Les frères Castiglioni, cinq films au compteur, tous dédiés à l’Afrique, ses mystères et ses rites, traînent la réputation d’avoir réalisé les « Mondo movies » les plus extrêmes du filon. Pourtant, ils se distinguent également des tâcherons du genre par leur formation scientifique, donnant à leurs œuvres une caution ethnographique ; par un véritable amour et intérêt pour les peuplades qu’ils filment (on est loin de l’exotisme et du paternalisme de pacotille qui caractérisent généralement le filon) et par un vrai sens de la mise en scène. D’un point de vue cinématographique, et même si je n’en ai pas encore vu énormément, Addio ultimo uomo est sans doute l’un des mondos les plus puissants et les plus réussis du genre. Par la qualité de la photographie (assez splendide) et le rythme du montage, les Castiglioni transcendent le cahier des charges attendus de ce type d’exercice.
Pourtant, Addio ultimo uomo est un film qui possède toutes les caractéristiques du « mondo » : voix-off omniprésente et didactique, goût pour le sensationnalisme (nous allons y revenir), mise en parallèle entre des pratiques jugées barbares de tribus primitives et une forme d’équivalent dans les mœurs occidentales (qui, pour le coup, sont fustigées)… Par exemple, les frères Castiglioni filment une cérémonie amoureuse dans un village, avec les garçons et les filles qui s’apprêtent avant de s’accoupler après une longue (et assez belle) scène de danse tribale. Parallèlement, à l’opposé de ces parades fascinantes, ils montrent la tristesse des spectacles érotiques des villes modernes, avec leur lot de mornes strip-teases et de films pornographiques que matent en loucedé les solitaires des grandes métropoles. De la même manière, les cinéastes nous montrent des rituels de scarification où les peaux sont percées, tatouées et découpées pour embellir les corps des indigènes. Si le spectateur peut-être choqué par ces images, les Castiglioni lui rappellent qu’existe la même chose en occident et ils étalent de particulièrement peu ragoûtantes images d’opérations de chirurgie esthétique (les ventres sont ouverts, les seins découpés, les nez refaits à coup de marteau, les graisses retirées…).

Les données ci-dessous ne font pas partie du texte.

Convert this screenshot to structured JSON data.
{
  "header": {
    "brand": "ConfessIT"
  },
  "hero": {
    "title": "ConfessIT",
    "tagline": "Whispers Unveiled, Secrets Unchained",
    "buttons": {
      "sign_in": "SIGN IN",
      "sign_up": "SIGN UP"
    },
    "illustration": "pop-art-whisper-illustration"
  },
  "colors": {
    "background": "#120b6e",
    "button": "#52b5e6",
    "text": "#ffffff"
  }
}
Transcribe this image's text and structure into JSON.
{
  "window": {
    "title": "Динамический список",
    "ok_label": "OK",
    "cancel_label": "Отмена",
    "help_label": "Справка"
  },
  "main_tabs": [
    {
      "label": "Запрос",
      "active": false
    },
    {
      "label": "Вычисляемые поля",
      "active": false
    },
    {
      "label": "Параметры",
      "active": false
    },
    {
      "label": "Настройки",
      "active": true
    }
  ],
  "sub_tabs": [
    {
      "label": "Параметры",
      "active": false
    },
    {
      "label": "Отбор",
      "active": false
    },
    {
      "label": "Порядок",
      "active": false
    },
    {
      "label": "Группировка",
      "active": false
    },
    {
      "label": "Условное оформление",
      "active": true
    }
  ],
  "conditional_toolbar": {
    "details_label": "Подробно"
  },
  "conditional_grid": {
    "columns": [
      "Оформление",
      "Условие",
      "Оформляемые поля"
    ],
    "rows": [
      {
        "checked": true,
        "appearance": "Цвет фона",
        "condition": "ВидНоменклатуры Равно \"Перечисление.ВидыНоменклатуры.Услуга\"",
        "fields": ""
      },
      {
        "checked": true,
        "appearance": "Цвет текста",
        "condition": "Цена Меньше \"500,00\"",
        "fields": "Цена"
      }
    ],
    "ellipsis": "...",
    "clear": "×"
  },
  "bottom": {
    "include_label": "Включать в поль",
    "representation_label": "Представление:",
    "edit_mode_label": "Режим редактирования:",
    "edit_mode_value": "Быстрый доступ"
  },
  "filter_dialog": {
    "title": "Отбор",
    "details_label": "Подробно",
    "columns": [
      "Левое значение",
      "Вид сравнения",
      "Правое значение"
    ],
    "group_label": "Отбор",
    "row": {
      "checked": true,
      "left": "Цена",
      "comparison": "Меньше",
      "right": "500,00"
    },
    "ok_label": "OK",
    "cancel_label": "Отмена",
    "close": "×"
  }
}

La frontalité avec laquelle les réalisateurs filment les chairs et les corps malmenés peut mettre mal à l’aise. A la dimension ethnographique indéniable du film qui le rapproche par certains aspects du cinéma de Jean Rouch (parfois éprouvant d’ailleurs), les frères Castiglioni ajoutent une dimension sensationnaliste venue aussi bien du cinéma pornographique (où il faut TOUT montrer) tout en annonçant les exactions gore de Deodato et Lenzi.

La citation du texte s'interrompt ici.